NORTHFIELD — Insisting there is nothing left to cut from the school budget, the Pioneer Valley Regional School Committee voted on Tuesday to borrow money and spend at a deficit through the coming year while it restructures its spending to be sustainable in the long term.
“We’re destroying ourselves. We’re not going to get students coming in here if we make more cuts,” said School Committee member Sharon Fontaine. “I think it’s ridiculous to think we can cut more money out of this budget. I don’t want to get into debt either, but it’s feeling like that’s the only lifeline we’ve got.”
The decision to spend at a deficit and borrow money rather than make further cuts comes after several major cuts were announced at the previous meeting on June 12. These most notable cuts included several teacher layoffs and reductions to elementary school special classes.

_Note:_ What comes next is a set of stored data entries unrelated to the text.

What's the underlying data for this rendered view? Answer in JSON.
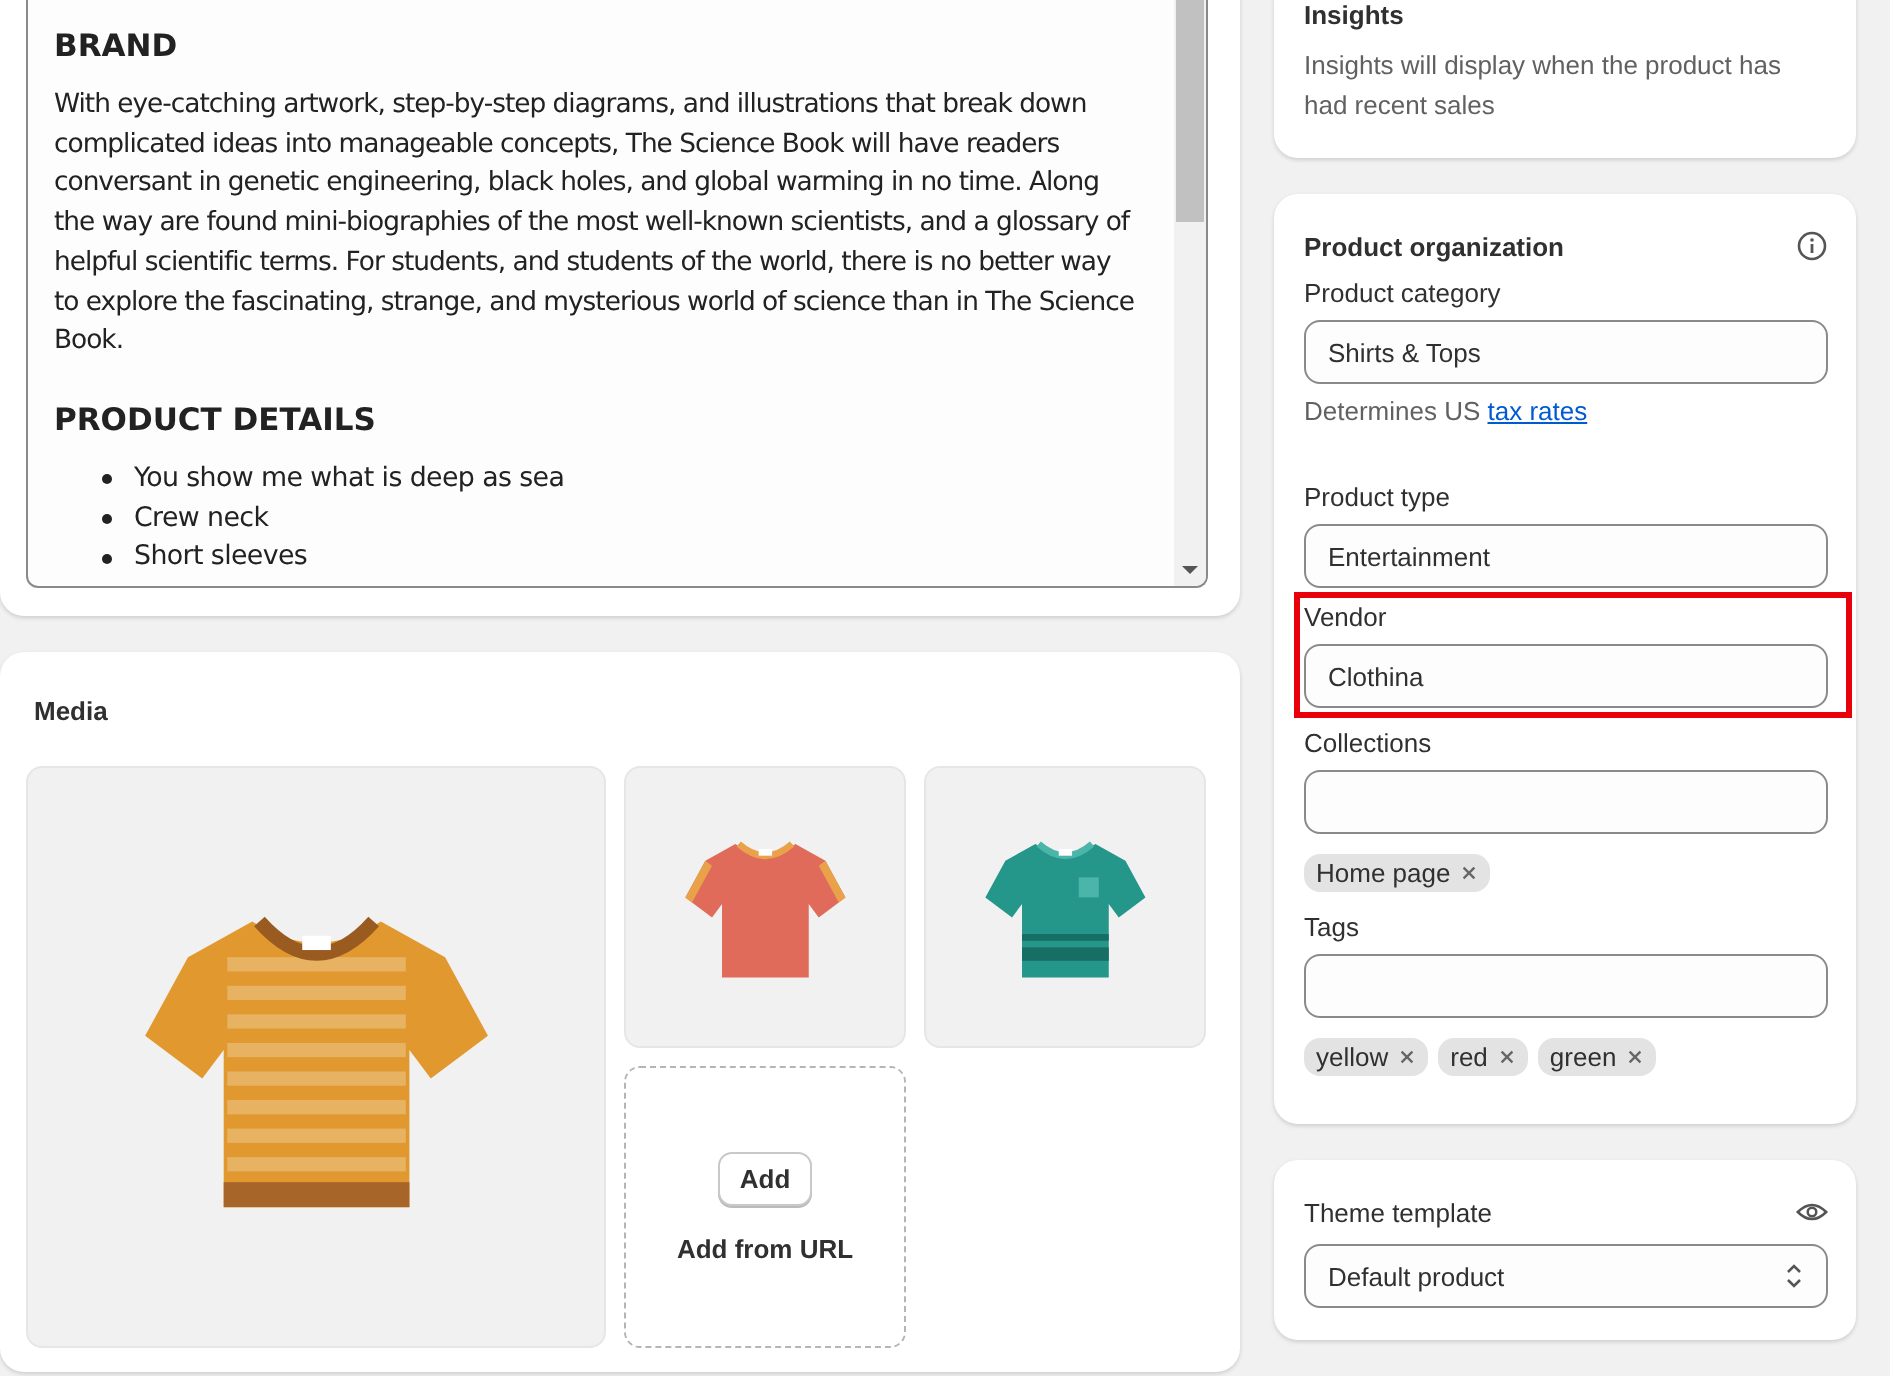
{
  "description_editor": {
    "blocks": [
      {
        "kind": "heading",
        "text": "BRAND"
      },
      {
        "kind": "paragraph",
        "text": "With eye-catching artwork, step-by-step diagrams, and illustrations that break down complicated ideas into manageable concepts, The Science Book will have readers conversant in genetic engineering, black holes, and global warming in no time. Along the way are found mini-biographies of the most well-known scientists, and a glossary of helpful scientific terms. For students, and students of the world, there is no better way to explore the fascinating, strange, and mysterious world of science than in The Science Book."
      },
      {
        "kind": "heading",
        "text": "PRODUCT DETAILS"
      },
      {
        "kind": "list",
        "items": [
          "You show me what is deep as sea",
          "Crew neck",
          "Short sleeves"
        ]
      }
    ]
  },
  "media": {
    "title": "Media",
    "images": [
      {
        "kind": "striped",
        "color": "#e0982f"
      },
      {
        "kind": "plain",
        "color": "#e06b5b"
      },
      {
        "kind": "pocket",
        "color": "#24968a"
      }
    ],
    "add_button": "Add",
    "add_from_url": "Add from URL"
  },
  "insights": {
    "title": "Insights",
    "text": "Insights will display when the product has had recent sales"
  },
  "product_organization": {
    "title": "Product organization",
    "fields": [
      {
        "kind": "text",
        "label": "Product category",
        "value": "Shirts & Tops",
        "help": "Determines US ",
        "help_link": "tax rates",
        "highlighted": false
      },
      {
        "kind": "text",
        "label": "Product type",
        "value": "Entertainment",
        "highlighted": false
      },
      {
        "kind": "text",
        "label": "Vendor",
        "value": "Clothina",
        "highlighted": true
      },
      {
        "kind": "tags",
        "label": "Collections",
        "tags": [
          "Home page"
        ],
        "highlighted": false
      },
      {
        "kind": "tags",
        "label": "Tags",
        "tags": [
          "yellow",
          "red",
          "green"
        ],
        "highlighted": false
      }
    ]
  },
  "theme_template": {
    "label": "Theme template",
    "value": "Default product"
  }
}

The committee debated asking the towns for more money, but decided against doing so after Leyden Selectman Jeff Neipp said it would be “ludicrous” to ask the district’s four member towns to hold special town meetings for appropriating the money in time for the start of the school year in September.
Similarly, closing either Leyden’s Pearl Rhodes Elementary School or Warwick Community School has been ruled out, as doing so would require a change to the district agreement which would have to be approved by at least three of the four towns in a special town meetings.
“We can’t keep spending at this level. We know that,” said School Committee member Sue O’Reilly-McRae. “So we make a long-term investment to buy this time to keep us going.
“We don’t make draconian cuts to our district that continue to spiral us down so that we have less enrollment and less engagement and less faith in us as a district,” she said. “That gives us the year. … It gives us time for everyone to come to terms with, do we need to close a school? How many administrators can we support? Do we have to restructure in a dramatic way?”